The coding period for GSoC started last Monday, so I spent the last week getting to know the runtime source code. The whole system is pretty complex, large, and entirely in C, so it hasn't been easy following it all. Luckily my mentor has been great about answering questions whenever I have them. A quick overview of how the runtime works:
- The JIT is started, internal calls are hooked up, and CPU features are detected
- The assembly to execute is loaded and its IL instructions loaded.
- The instructions are all read and converted into IR instructions, which are an expanded internal representation that is still architecture independent but is easier to manipulate and generate code for.
- A control flow graph is built and the program is broken down into "basic blocks".
- The IR instructions are running through a "decompose" pass that breaks large instructions down into several smaller ones, or equivalent faster operations.

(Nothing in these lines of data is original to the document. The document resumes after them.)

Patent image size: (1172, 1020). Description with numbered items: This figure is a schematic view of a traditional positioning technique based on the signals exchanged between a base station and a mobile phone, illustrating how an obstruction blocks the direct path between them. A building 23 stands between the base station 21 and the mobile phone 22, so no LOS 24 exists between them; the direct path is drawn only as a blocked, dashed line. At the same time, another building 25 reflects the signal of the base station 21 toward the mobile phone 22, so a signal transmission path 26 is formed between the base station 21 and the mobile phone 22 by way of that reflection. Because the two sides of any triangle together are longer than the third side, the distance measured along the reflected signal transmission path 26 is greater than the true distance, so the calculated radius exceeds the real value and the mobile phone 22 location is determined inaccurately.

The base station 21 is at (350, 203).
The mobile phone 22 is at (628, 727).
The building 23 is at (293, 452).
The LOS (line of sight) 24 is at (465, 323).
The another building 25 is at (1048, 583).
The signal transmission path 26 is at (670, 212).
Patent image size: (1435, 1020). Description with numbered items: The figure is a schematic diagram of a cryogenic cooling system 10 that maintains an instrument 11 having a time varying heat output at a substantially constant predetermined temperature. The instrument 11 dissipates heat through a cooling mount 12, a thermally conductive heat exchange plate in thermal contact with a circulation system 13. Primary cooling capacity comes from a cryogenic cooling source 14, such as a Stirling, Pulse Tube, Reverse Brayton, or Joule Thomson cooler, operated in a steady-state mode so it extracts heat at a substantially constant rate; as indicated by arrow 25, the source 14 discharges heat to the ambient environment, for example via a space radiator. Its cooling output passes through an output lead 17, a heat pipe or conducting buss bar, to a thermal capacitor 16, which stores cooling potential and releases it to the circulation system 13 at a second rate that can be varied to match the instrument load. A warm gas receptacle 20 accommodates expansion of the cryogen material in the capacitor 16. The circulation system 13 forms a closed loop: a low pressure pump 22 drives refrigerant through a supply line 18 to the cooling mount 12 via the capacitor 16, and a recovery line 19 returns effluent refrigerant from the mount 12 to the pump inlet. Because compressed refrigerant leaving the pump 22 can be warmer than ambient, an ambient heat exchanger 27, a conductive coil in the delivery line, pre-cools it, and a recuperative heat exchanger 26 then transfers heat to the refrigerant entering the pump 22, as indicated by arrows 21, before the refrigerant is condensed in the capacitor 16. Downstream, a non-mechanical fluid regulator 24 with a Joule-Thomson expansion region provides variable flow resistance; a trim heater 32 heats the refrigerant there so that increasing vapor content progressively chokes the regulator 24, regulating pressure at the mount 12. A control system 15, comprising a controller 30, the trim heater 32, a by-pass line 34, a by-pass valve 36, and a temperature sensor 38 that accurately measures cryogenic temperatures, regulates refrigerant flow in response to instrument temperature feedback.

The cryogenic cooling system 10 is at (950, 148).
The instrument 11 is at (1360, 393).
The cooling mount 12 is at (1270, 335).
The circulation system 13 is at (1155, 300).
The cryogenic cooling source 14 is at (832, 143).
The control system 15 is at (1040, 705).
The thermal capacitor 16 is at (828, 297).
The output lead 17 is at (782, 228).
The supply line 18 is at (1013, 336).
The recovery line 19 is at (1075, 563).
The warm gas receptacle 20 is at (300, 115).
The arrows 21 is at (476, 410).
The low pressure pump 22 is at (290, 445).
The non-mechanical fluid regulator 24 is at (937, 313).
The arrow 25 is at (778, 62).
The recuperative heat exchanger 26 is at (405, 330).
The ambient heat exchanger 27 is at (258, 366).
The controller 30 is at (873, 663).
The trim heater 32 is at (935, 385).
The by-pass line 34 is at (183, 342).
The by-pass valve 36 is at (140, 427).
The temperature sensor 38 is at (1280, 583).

- At this point, we have a graph of blocks that are in decoded IR form. From here on out we move into separate paths depending on the architecture we're running, which could be x86, amd64, PowerPC, ARM, etc.
- The IR opcodes are run through a lowering pass, which converts complex opcodes into simpler ones that more closely map to machine instructions.
- The opcodes are then run through an initial peephole optimization pass, which performs any optimizations that can be made before register allocation.
- The register allocator is run on the block to schedule registers for each instruction.
- Another optimization pass is run on the instruction stream.
- Finally, the JIT runs through each instruction in the block and outputs the corresponding machine instruction for the given architecture.
Although the register allocator is probably the most complex part of the process, there are plenty of little things to take into account as well. I'll have to modify the P/Invoke and native interop code to save and restore the XMM registers whenever the boundary is crossed. Also, any code that uses Mono.SIMD could possibly conflict with registers that we're now using for FP ops, so checks will have to be put in place to handle that condition. Finally, there are optimizations that open up when SSE registers are used, and hopefully I'll have time to do some work on them as well.
It's a lot of work ahead of me, but it's interesting getting to know how a large and commercial-grade JIT operates, and the end result should be useful for a wide group of people. I'm looking forward to diving more deeply into this as the summer progresses.